Perhaps the most remarkable thing about Nathan's story post-national headlines, though, is the personal journey he's undertaken. While by no means ungrateful for the brief period he spent on a top-rated TV show, he's also been brutally honest about how the experience did not match what he thought it would be. He's not afraid to admit his own culpability in that, either.
"I think that there was a part of me, because of what I saw happening before my eyes, with sort of this limit in exposure and what I thought was going to happen to me with The Voice, as soon as I saw the situation slipping from my grip I feel like I kind of went a little crazy," he confessed. "I was really disappointed about the outcome, and I sort of felt a little bit out of control. I think that it drove me a little nuts for awhile. I'm really thankful to [have] kind of chilled out."
"The Voice happened and I've realized maybe how small my role was in that, and instead of dwelling on it it's kind of on to the next," he continued. "That really was my moment there. Whatever it was I have to take it and use it and move on. I have to allow somebody else to have their moment. I lived that experience, no matter how small or big it was. Don't dwell in the past."
That unflinching honesty has earned Nathan some negative attention, as he admitted that he's taken some flak from Voice fans for his comments. "I have to a small degree," he said. "Right after I got kicked off [the show], there was one incident where I was kind of a little too honest about one of the contestants, and I kind of got [stuff] about that."

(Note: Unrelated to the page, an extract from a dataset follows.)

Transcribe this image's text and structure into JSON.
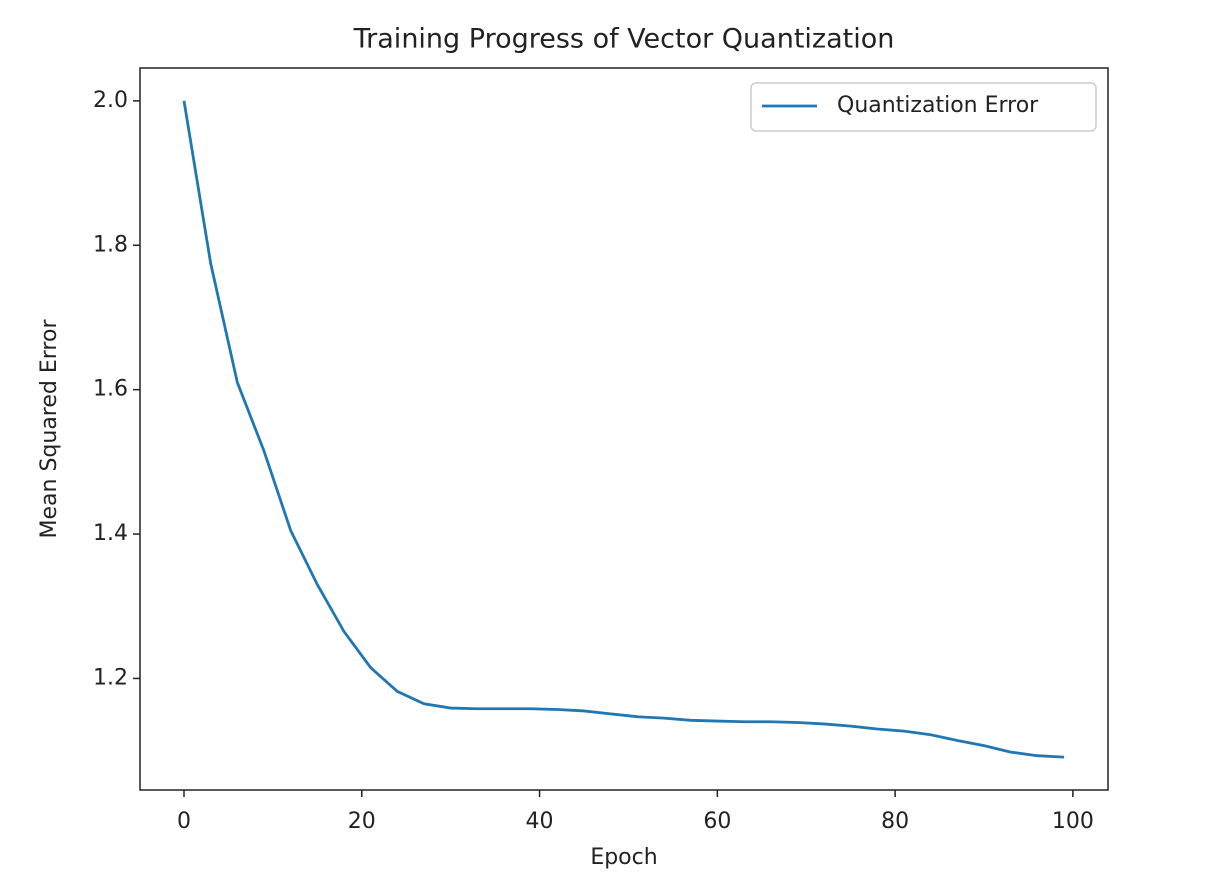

"I'm consistent when it comes to being honest and I guess maybe sometimes [to] a fault," he continued. "I just don't have any reason to sugarcoat anything, I guess. I think that people in the public will appreciate honesty over a facade any day and they'll see through a facade any day."

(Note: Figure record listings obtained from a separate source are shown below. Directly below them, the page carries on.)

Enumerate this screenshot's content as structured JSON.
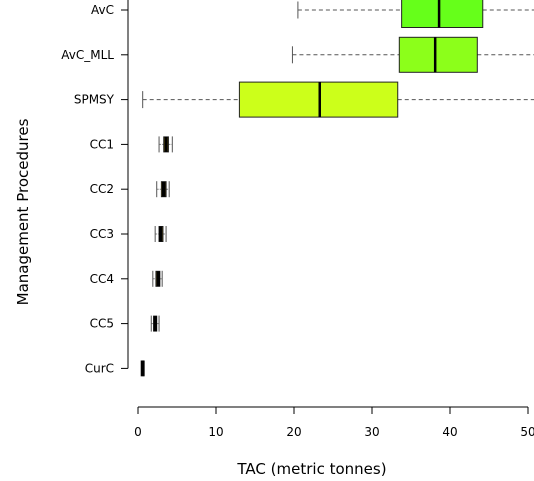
{
  "chart_data": {
    "type": "boxplot",
    "orientation": "horizontal",
    "xlabel": "TAC (metric tonnes)",
    "ylabel": "Management Procedures",
    "xlim": [
      0,
      50
    ],
    "x_ticks": [
      "0",
      "10",
      "20",
      "30",
      "40",
      "50"
    ],
    "grid": false,
    "categories": [
      "AvC",
      "AvC_MLL",
      "SPMSY",
      "CC1",
      "CC2",
      "CC3",
      "CC4",
      "CC5",
      "CurC"
    ],
    "boxes": [
      {
        "label": "AvC",
        "whisker_low": 20.5,
        "q1": 33.8,
        "median": 38.6,
        "q3": 44.2,
        "whisker_high": 52,
        "color": "#66ff1a"
      },
      {
        "label": "AvC_MLL",
        "whisker_low": 19.8,
        "q1": 33.5,
        "median": 38.1,
        "q3": 43.5,
        "whisker_high": 52,
        "color": "#8cff1a"
      },
      {
        "label": "SPMSY",
        "whisker_low": 0.6,
        "q1": 13.0,
        "median": 23.3,
        "q3": 33.3,
        "whisker_high": 52,
        "color": "#ccff1a"
      },
      {
        "label": "CC1",
        "whisker_low": 2.7,
        "q1": 3.3,
        "median": 3.6,
        "q3": 3.9,
        "whisker_high": 4.4,
        "color": "#f5d020"
      },
      {
        "label": "CC2",
        "whisker_low": 2.4,
        "q1": 3.0,
        "median": 3.3,
        "q3": 3.6,
        "whisker_high": 4.0,
        "color": "#f5d020"
      },
      {
        "label": "CC3",
        "whisker_low": 2.2,
        "q1": 2.7,
        "median": 2.9,
        "q3": 3.2,
        "whisker_high": 3.6,
        "color": "#f5d020"
      },
      {
        "label": "CC4",
        "whisker_low": 1.9,
        "q1": 2.3,
        "median": 2.6,
        "q3": 2.8,
        "whisker_high": 3.1,
        "color": "#f5d020"
      },
      {
        "label": "CC5",
        "whisker_low": 1.7,
        "q1": 2.0,
        "median": 2.2,
        "q3": 2.4,
        "whisker_high": 2.7,
        "color": "#f5d020"
      },
      {
        "label": "CurC",
        "whisker_low": 0.4,
        "q1": 0.5,
        "median": 0.6,
        "q3": 0.7,
        "whisker_high": 0.8,
        "color": "#f5d020"
      }
    ]
  }
}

The comments perfectly encapsulate what makes him a unique voice in a crowded landscape of aspiring artists. While America may not have found the next big music superstar in Nathan Parrett, what we did uncover was someone with the courage of his convictions, ready to speak his truth even if it wasn't necessarily what we wanted to hear. He wasn't afraid to put his hand up and say that certain things weren't everything they were cracked up to be, regardless of if that made him the bad guy. Count him as one of the rare people who stands behind what he says.
Yet Nathan has always quantified those statements by pointing out that they are exclusive to his experience. He's happy for the friends and colleagues who found greater success on The Voice than he did. And now that reality TV is far behind him, hindsight has made him able to admit that he's an artist so passionate that sometimes it gets the better of him, and say that he's going to look forward, not behind.
"I am at peace with where I am," Nathan reflected. "I always have a goal in sight. I will always have a goal in sight. That doesn't mean I'll never be content. I'm very happy with my life. I love the people around me and I love singing, no matter what scale. This last year I've really found happiness in the small things. I have big, big goals, but I'm going to be happy regardless."